Sunday April 28, 2013
From The Boston Globe
Danilo Perez, world-class pianist out to change the world
By: Scott Helman
DANILO PEREZ has just finished a clinic for young jazz players, and it’s time for his next gig. He slips out of the auditorium, crosses a narrow street, and ducks into a rehearsal room crawling with trumpeters, guitarists, singers, and more than a half-dozen percussionists. Like nearly everyone else at January’s weeklong Panama Jazz Festival, in his native Panama City, the musicians are waiting for him, a blur in a navy button-down, black pants, and thick-frame glasses. Everybody wants a piece of Danilo.
Haggard from a punishing schedule, the renowned composer, pianist, and educator is growing sicker by the day. Tomorrow, the big band he leads will close the festival before a sea of fans on a former American military base near the Panama Canal. Then he will check into a hospital, barely able to breathe. But today they must practice.
The band begins rehearsing a Perez composition, Patria, or Homeland, written as a tribute to his country. The horns and drums build, but he waves them off. “The feeling is not there,” he says. He needs the ensemble to evoke, with its tones and rhythms, Spain’s colonization of Panama.

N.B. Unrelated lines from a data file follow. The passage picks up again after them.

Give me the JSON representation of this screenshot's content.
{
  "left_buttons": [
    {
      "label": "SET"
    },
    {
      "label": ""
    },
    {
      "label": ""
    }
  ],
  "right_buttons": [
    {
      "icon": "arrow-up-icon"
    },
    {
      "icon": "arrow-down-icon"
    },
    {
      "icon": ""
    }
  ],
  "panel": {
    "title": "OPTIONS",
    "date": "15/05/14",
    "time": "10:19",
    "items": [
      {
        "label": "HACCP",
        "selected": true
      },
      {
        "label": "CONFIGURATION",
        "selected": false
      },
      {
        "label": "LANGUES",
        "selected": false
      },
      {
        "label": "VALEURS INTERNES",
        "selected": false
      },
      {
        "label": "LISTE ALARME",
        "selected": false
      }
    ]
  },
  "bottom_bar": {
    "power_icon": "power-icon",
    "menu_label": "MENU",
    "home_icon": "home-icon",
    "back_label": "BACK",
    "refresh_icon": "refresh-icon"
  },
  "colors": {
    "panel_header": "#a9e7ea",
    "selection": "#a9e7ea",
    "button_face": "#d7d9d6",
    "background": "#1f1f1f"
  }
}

They start anew. Again, he stops the song. The music — too flat, too cold — dies. “This is important!” he says, pleading for more drama, more emotion. “You guys didn’t watch movies, man?”
The rehearsal goes on like this, with Perez standing over an electric piano, a gold cross dangling from his neck, frustration growing with each bloodless start. It’s not their musicianship he questions. He’s after something less tangible. “You know how to play correctly? That doesn’t mean anything,” he says. “That’s like when a machine washes clothes correctly.”
Finally, Perez hears what he wants. A more fluid, more resonant rendition of Patria fills the room. He asks them: Who didn’t feel the difference? “If you didn’t, there’s the door,” he says. “You can get out of here.” No one dares move. “This is what we do,” he says. “Puedes. Puedes.” (“You can. You can.”)
The next night, the audience is thousands deep under a gorgeous Central American sky. The sun sets, the air cools. The big band, about 30 strong, sets up under the lights. “Viva Panama!” Perez shouts into a microphone. “Viva!” the crowd roars back. The band launches into Patria.
And just like that, in front of all these people, Perez does it again: He cuts it off. The rhythm doesn’t sound right. He instructs the band to make random noise, to disguise the awkward silence. Then he starts the whole thing over.
Perez, who is 47, is revered enough in Panama that he could read takeout menus and still draw an ovation. But there is something striking, on this night, about his demand for a do-over on the big stage. In Perez’s world, as anyone who has played with or studied under him can attest, traditional rules and boundaries rarely apply. For him, jazz is at once all about the music and not about the music at all.